D) Dans la zone internationale des fonds marins

           L’une des premières choses à noter est qu’en dépit du fait que le préambule de la convention de l’UNESCO affirme que le patrimoine culturel subaquatique fasse partie du patrimoine commun de l’humanité, ce n’est certainement pas le cas dans la Zone, puisque seules les ressources minérales ont ce statut, et les biens et sites archéologiques n’en font pas partie. Ce patrimoine ne fait pas l’objet d’une gestion par l’Autorité Internationale des Fonds Marins (AIFM), l’organisation internationale créée par la CNUDM qui organise et contrôle les activités dans la Zone (art. 157 CNUDM). La gestion des sites et biens archéologiques dans la Zone est mise en oeuvre par les États parties, via un Etat coordonnateur qui délivre les autorisations préalables aux interventions sur ceux-ci, et l’AIFM est seulement invitée à participer aux consultations. Aucune autre organisation internationale n’a été désignée pour spécifiquement s’intéresser à la gestion et à la protection du patrimoine culturel subaquatique, ce qui est regrettable 26 puisque la technologie de plus en plus avancée le rend davantage accessible aux interventions humaines, non contrôlées.
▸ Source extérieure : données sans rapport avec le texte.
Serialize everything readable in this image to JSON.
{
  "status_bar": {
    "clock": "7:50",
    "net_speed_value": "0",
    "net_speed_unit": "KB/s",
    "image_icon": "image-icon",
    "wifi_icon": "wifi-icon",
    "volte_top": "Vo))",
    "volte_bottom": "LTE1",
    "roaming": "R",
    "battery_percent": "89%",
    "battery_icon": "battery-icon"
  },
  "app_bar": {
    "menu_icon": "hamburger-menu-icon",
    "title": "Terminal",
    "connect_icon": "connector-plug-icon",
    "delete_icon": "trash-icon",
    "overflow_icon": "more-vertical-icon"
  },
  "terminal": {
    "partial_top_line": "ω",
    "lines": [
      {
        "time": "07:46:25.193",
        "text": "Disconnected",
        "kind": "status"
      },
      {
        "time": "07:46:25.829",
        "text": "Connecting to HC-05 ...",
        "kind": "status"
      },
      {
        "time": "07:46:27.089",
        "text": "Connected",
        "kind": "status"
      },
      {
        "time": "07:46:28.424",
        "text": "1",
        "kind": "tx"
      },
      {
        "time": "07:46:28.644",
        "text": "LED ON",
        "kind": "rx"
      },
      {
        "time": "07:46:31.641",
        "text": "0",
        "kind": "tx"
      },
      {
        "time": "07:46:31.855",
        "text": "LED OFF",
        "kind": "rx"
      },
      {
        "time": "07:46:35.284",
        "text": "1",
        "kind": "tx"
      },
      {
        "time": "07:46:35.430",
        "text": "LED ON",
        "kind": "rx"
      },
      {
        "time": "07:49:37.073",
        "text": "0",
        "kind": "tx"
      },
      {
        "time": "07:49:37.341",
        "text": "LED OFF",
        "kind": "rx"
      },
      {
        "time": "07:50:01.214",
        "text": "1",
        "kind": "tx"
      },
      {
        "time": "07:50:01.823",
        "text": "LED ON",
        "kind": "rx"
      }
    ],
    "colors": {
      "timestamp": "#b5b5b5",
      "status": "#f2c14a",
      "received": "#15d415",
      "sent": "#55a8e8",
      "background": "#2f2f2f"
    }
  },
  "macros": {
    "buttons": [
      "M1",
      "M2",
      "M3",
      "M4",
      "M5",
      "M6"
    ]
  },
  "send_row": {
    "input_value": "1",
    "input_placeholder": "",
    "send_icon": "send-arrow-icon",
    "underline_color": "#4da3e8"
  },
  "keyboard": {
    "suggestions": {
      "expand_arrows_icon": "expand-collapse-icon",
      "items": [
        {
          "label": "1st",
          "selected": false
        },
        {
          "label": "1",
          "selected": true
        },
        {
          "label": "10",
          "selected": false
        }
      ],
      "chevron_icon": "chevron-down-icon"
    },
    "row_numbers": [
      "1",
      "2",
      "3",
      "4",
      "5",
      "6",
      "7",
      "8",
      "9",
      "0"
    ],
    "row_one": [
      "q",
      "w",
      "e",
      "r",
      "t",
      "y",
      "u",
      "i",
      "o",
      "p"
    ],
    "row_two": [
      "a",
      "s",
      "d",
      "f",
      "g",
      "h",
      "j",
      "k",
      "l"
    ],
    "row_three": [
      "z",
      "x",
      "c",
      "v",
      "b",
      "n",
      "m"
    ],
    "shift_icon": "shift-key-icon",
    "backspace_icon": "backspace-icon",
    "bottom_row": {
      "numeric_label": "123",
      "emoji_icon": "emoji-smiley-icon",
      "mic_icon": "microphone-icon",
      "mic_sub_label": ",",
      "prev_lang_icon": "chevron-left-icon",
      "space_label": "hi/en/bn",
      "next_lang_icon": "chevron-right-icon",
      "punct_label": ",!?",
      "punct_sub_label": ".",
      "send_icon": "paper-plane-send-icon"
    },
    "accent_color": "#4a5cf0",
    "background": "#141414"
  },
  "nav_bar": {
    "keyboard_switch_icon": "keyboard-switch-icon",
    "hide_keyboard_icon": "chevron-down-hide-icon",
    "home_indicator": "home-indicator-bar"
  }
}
L’on retrouve ici le même schéma de notification et de collaboration que dans la zone contiguë, la ZEE et le plateau continental, et le même système de déclaration d’un lien vérifiable par les Etats désireux d’être consultés sur la manière d’assurer la protection du patrimoine (art. 11 de la convention de l’UNESCO). Cela rejoint l’idée de l’article 149 de la CNUDM, rédigé de la manière suivante : “en coordonnant les consultations, adoptant des mesures, menant toute recherche préliminaire et/ou en délivrant les autorisations pour des interventions, l’État coordonnateur agit au bénéfice de l’ensemble de l’humanité, au nom de tous les États parties”. Ici cependant tous les Etats parties peuvent prendre des mesures avant toute consultation pour empêcher des atteintes au patrimoine culturel subaquatique, en particulier liées au pillage.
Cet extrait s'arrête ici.